3 The graphs presented were selected to give typical, rather than “pretty” results. They were chosen from among more than 60 such records. The problem of selection was that of deciding which to omit, rather than which to include.
4 Since these experiments are most interesting when S is not aware of what behavior is being reinforced, we have followed the procedure of dividing laboratory sections into 2 group members of the other, and vice versa. One group is instructed to work on verbal behavior, and to bring it under discriminative control, and the other to work on motor behavior, and study extinction as a function of one or another schedule of reinforcement. The effect of the sets established is sufficient for many Ss, despite their otherwise full information on human conditioning, to remain unaware of what E is reinforcing, and what procedures he is following.
Incidentally, it is futile to tell an S who has been conditioned, or who is familiar with conditioning, that you want to “demonstrate conditioning,” using him. Most Ss become very self-conscious under these circumstances and will not work. It is not at all difficult to demonstrate the procedure to a group that sits quietly and watches, but in this case it is necessary to use a naive S.

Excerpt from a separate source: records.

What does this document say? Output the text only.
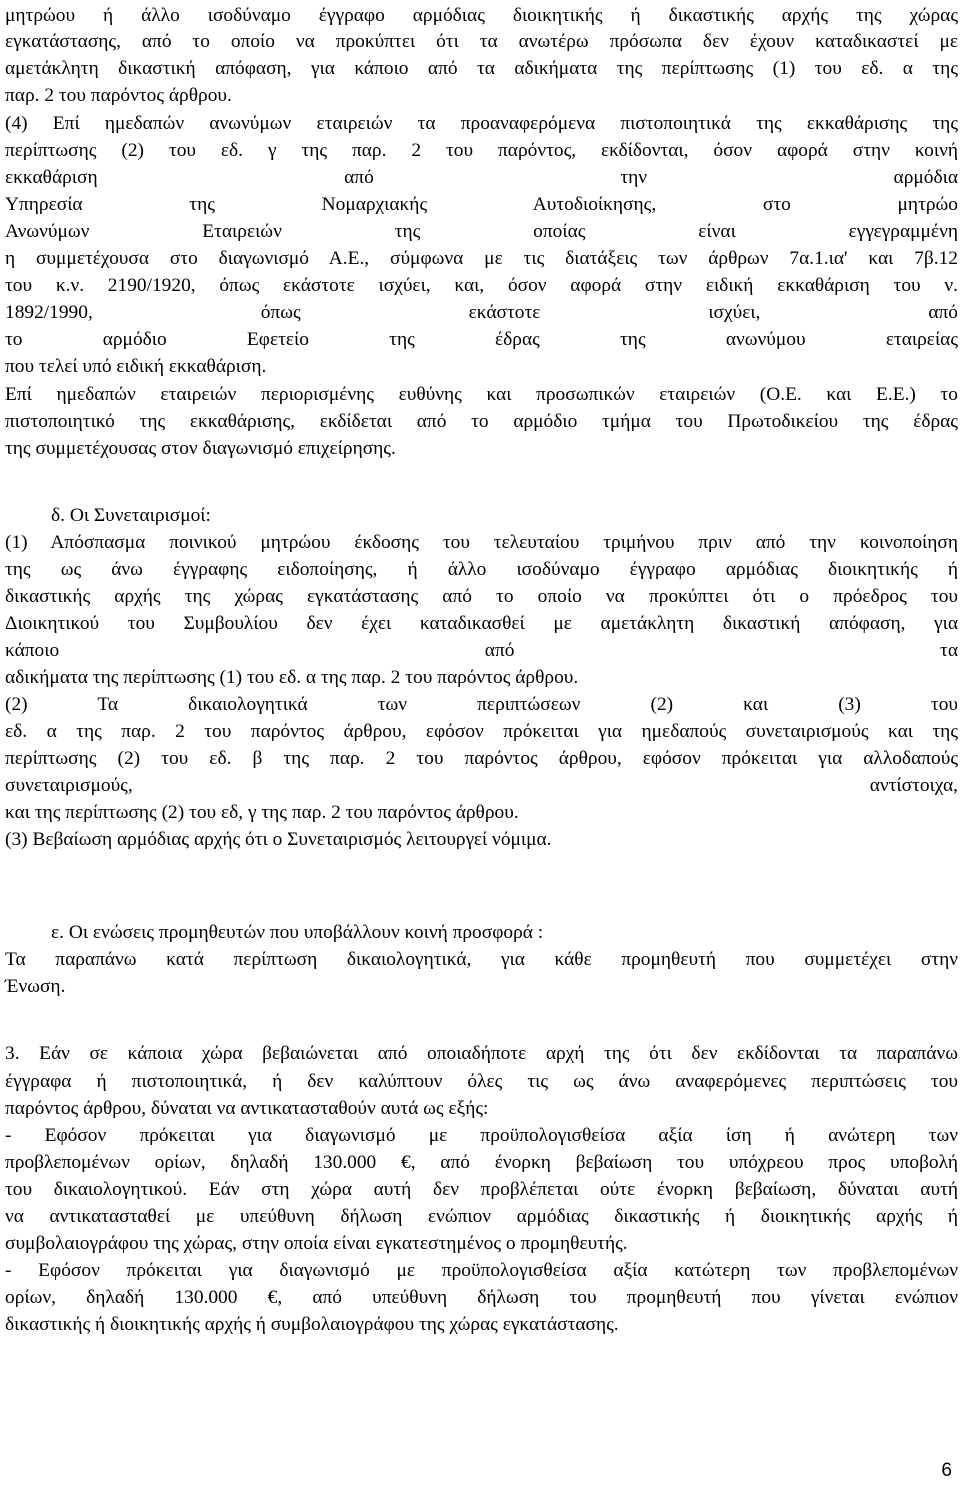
μητρώου ή άλλο ισοδύναμο έγγραφο αρμόδιας διοικητικής ή δικαστικής αρχής της χώρας
εγκατάστασης, από το οποίο να προκύπτει ότι τα ανωτέρω πρόσωπα δεν έχουν καταδικαστεί με
αμετάκλητη δικαστική απόφαση, για κάποιο από τα αδικήματα της περίπτωσης (1) του εδ. α της
παρ. 2 του παρόντος άρθρου.
(4) Επί ημεδαπών ανωνύμων εταιρειών τα προαναφερόμενα πιστοποιητικά της εκκαθάρισης της
περίπτωσης (2) του εδ. γ της παρ. 2 του παρόντος, εκδίδονται, όσον αφορά στην κοινή
εκκαθάριση από την αρμόδια
Υπηρεσία της Νομαρχιακής Αυτοδιοίκησης, στο μητρώο
Ανωνύμων Εταιρειών της οποίας είναι εγγεγραμμένη
η συμμετέχουσα στο διαγωνισμό Α.Ε., σύμφωνα με τις διατάξεις των άρθρων 7α.1.ια' και 7β.12
του κ.ν. 2190/1920, όπως εκάστοτε ισχύει, και, όσον αφορά στην ειδική εκκαθάριση του ν.
1892/1990, όπως εκάστοτε ισχύει, από
το αρμόδιο Εφετείο της έδρας της ανωνύμου εταιρείας
που τελεί υπό ειδική εκκαθάριση.
Επί ημεδαπών εταιρειών περιορισμένης ευθύνης και προσωπικών εταιρειών (Ο.Ε. και Ε.Ε.) το
πιστοποιητικό της εκκαθάρισης, εκδίδεται από το αρμόδιο τμήμα του Πρωτοδικείου της έδρας
της συμμετέχουσας στον διαγωνισμό επιχείρησης.
δ. Οι Συνεταιρισμοί:
(1) Απόσπασμα ποινικού μητρώου έκδοσης του τελευταίου τριμήνου πριν από την κοινοποίηση
της ως άνω έγγραφης ειδοποίησης, ή άλλο ισοδύναμο έγγραφο αρμόδιας διοικητικής ή
δικαστικής αρχής της χώρας εγκατάστασης από το οποίο να προκύπτει ότι ο πρόεδρος του
Διοικητικού του Συμβουλίου δεν έχει καταδικασθεί με αμετάκλητη δικαστική απόφαση, για
κάποιο από τα
αδικήματα της περίπτωσης (1) του εδ. α της παρ. 2 του παρόντος άρθρου.
(2) Τα δικαιολογητικά των περιπτώσεων (2) και (3) του
εδ. α της παρ. 2 του παρόντος άρθρου, εφόσον πρόκειται για ημεδαπούς συνεταιρισμούς και της
περίπτωσης (2) του εδ. β της παρ. 2 του παρόντος άρθρου, εφόσον πρόκειται για αλλοδαπούς
συνεταιρισμούς, αντίστοιχα,
και της περίπτωσης (2) του εδ, γ της παρ. 2 του παρόντος άρθρου.
(3) Βεβαίωση αρμόδιας αρχής ότι ο Συνεταιρισμός λειτουργεί νόμιμα.
ε. Οι ενώσεις προμηθευτών που υποβάλλουν κοινή προσφορά :
Τα παραπάνω κατά περίπτωση δικαιολογητικά, για κάθε προμηθευτή που συμμετέχει στην
Ένωση.
3. Εάν σε κάποια χώρα βεβαιώνεται από οποιαδήποτε αρχή της ότι δεν εκδίδονται τα παραπάνω
έγγραφα ή πιστοποιητικά, ή δεν καλύπτουν όλες τις ως άνω αναφερόμενες περιπτώσεις του
παρόντος άρθρου, δύναται να αντικατασταθούν αυτά ως εξής:
- Εφόσον πρόκειται για διαγωνισμό με προϋπολογισθείσα αξία ίση ή ανώτερη των
προβλεπομένων ορίων, δηλαδή 130.000 €, από ένορκη βεβαίωση του υπόχρεου προς υποβολή
του δικαιολογητικού. Εάν στη χώρα αυτή δεν προβλέπεται ούτε ένορκη βεβαίωση, δύναται αυτή
να αντικατασταθεί με υπεύθυνη δήλωση ενώπιον αρμόδιας δικαστικής ή διοικητικής αρχής ή
συμβολαιογράφου της χώρας, στην οποία είναι εγκατεστημένος ο προμηθευτής.
- Εφόσον πρόκειται για διαγωνισμό με προϋπολογισθείσα αξία κατώτερη των προβλεπομένων
ορίων, δηλαδή 130.000 €, από υπεύθυνη δήλωση του προμηθευτή που γίνεται ενώπιον
δικαστικής ή διοικητικής αρχής ή συμβολαιογράφου της χώρας εγκατάστασης.
6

1. Greenspoon, J. The effect of verbal and non-verbal stimuli on the frequency of members of two verbal response classes. Unpublished doctor’s dissertation, University of Indiana, 1950.
2. Sheffield, F. D., Roby, T. D., & Campbell, B. A. Drive reduction versus consummatory behavior as determinants of reinforcement. Journal of Comparative Physiological Psychology, 47, pp. 349-354, 1954.
3. Skinner, B. F. The Behavior of Organisms: An Experimental Analysis. New York: Appleton-Century-Crofts, 1938.
4. Skinner, B. F. Some contributions of an experimental analysis of behavior to psychology as a whole. American Psychologist, 8, pp. 69-78, 1953.
5. Smith, M. H., Jr., & Hoy, W. J. Rate of response during operant discrimination. Journal of experimental Psychology, 48, pp. 259-264, 1954.
6. Tugendhat, B. Changes in the overt behavior of human subjects in frustrating situations. Unpublished honors thesis, Radcliffe College, 1954.